# The Roast Logging Software Thread



## Hasi (Dec 27, 2017)

Good day fellow roasties!

Keeping a logbook of your roasts, well, for some is a necessary evil while others enjoy and excel in handwriting.

Especially for beginners it might be a frightening thought to also fiddle with new hard- and software. On the other hand it can come in very handy: automating the task of accurately gathering temperature data (and more) enables the newbie to focus on roast and roaster. Enthusiasts will benefit from the archives they're building, so further self-education is at your fingertips. For a new business, achieving consistent results is one fundamental pillar to set sail, as is inventory management.

There is a growing variety of tools out there. So, I've decided to collect info on different roast logging software solutions in a single thread.

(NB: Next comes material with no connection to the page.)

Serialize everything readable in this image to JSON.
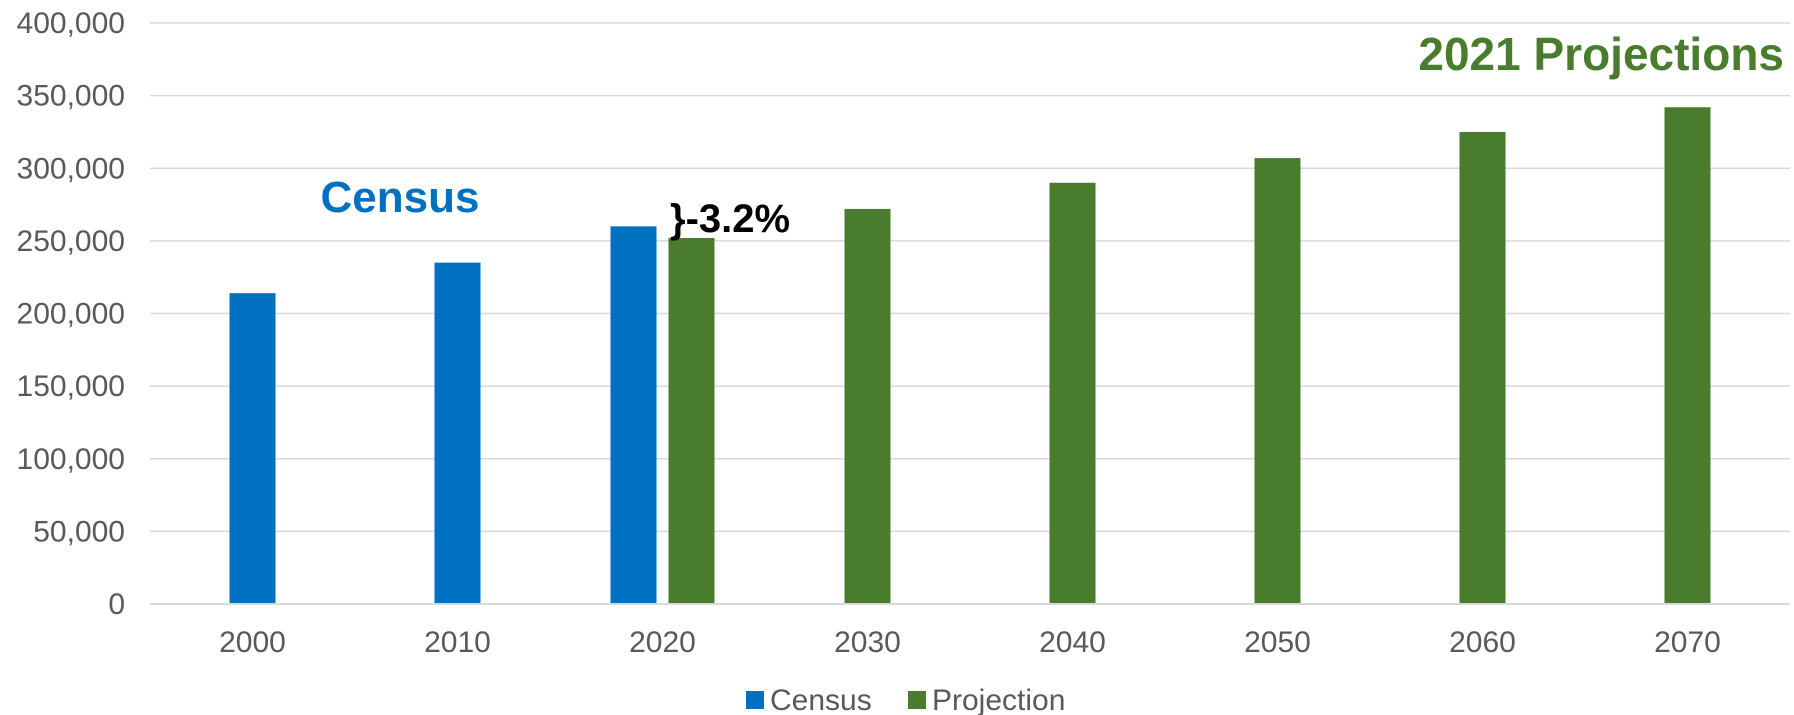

Please feel free to contribute by replying, I will add your comments to the first post, subsequently.

Filling in the blanks might take a while, but let's at least kick it off today









Disclaimer: I am not at all affiliated with any of these projects/companies/links | they don't appear in any particular order | there's no claim for the following collection to be complete... whatsoever... this is just a forum post.

I. SOFTWARE AVAILABLE FOR FREE (users please donate)

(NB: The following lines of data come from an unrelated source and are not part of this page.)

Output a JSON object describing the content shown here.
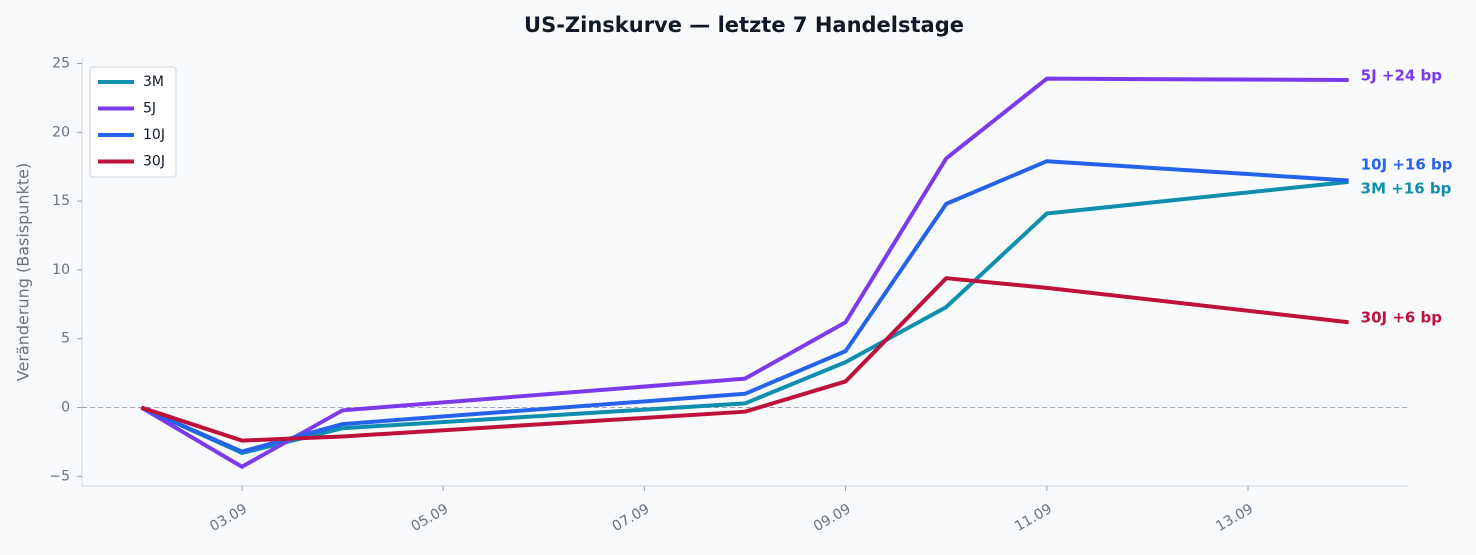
{
  "chart_data": {
    "type": "line",
    "title": "US-Zinskurve — letzte 7 Handelstage",
    "ylabel": "Veränderung (Basispunkte)",
    "x": [
      "02.09",
      "03.09",
      "04.09",
      "08.09",
      "09.09",
      "10.09",
      "11.09",
      "14.09"
    ],
    "xticks": [
      "03.09",
      "05.09",
      "07.09",
      "09.09",
      "11.09",
      "13.09"
    ],
    "ylim": [
      -5.7,
      25.4
    ],
    "yticks": [
      {
        "value": -5,
        "label": "−5"
      },
      0,
      5,
      10,
      15,
      20,
      25
    ],
    "zero_line": true,
    "legend": "upper left",
    "series": [
      {
        "name": "3M",
        "color": "#0e8fae",
        "values": [
          0,
          -3.3,
          -1.5,
          0.3,
          3.3,
          7.3,
          14.1,
          16.4
        ],
        "end_label": "3M +16 bp"
      },
      {
        "name": "5J",
        "color": "#7c3aed",
        "values": [
          0,
          -4.3,
          -0.2,
          2.1,
          6.2,
          18.1,
          23.9,
          23.8
        ],
        "end_label": "5J +24 bp"
      },
      {
        "name": "10J",
        "color": "#2563eb",
        "values": [
          0,
          -3.2,
          -1.2,
          1.0,
          4.1,
          14.8,
          17.9,
          16.5
        ],
        "end_label": "10J +16 bp"
      },
      {
        "name": "30J",
        "color": "#be123c",
        "values": [
          0,
          -2.4,
          -2.1,
          -0.3,
          1.9,
          9.4,
          8.7,
          6.2
        ],
        "end_label": "30J +6 bp"
      }
    ]
  }
}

1. Artisan: https://github.com/artisan-roaster-scope/artisan

2. Typica: https://typica.us/

3. RoastLogger: http://roastlogger.co.uk/coffee/roastlogger/roastlogger.htm

4. RoasterThing: http://roasterthing.com/

II. SOFTWARE AVAILABLE FOR PURCHASE

1. Cropster: https://www.cropster.com/products/roast/

2. RoastLog: https://roastlog.com/tour/overview/

3. Roastmaster: https://rainfroginc.com/roastmaster-overview


----------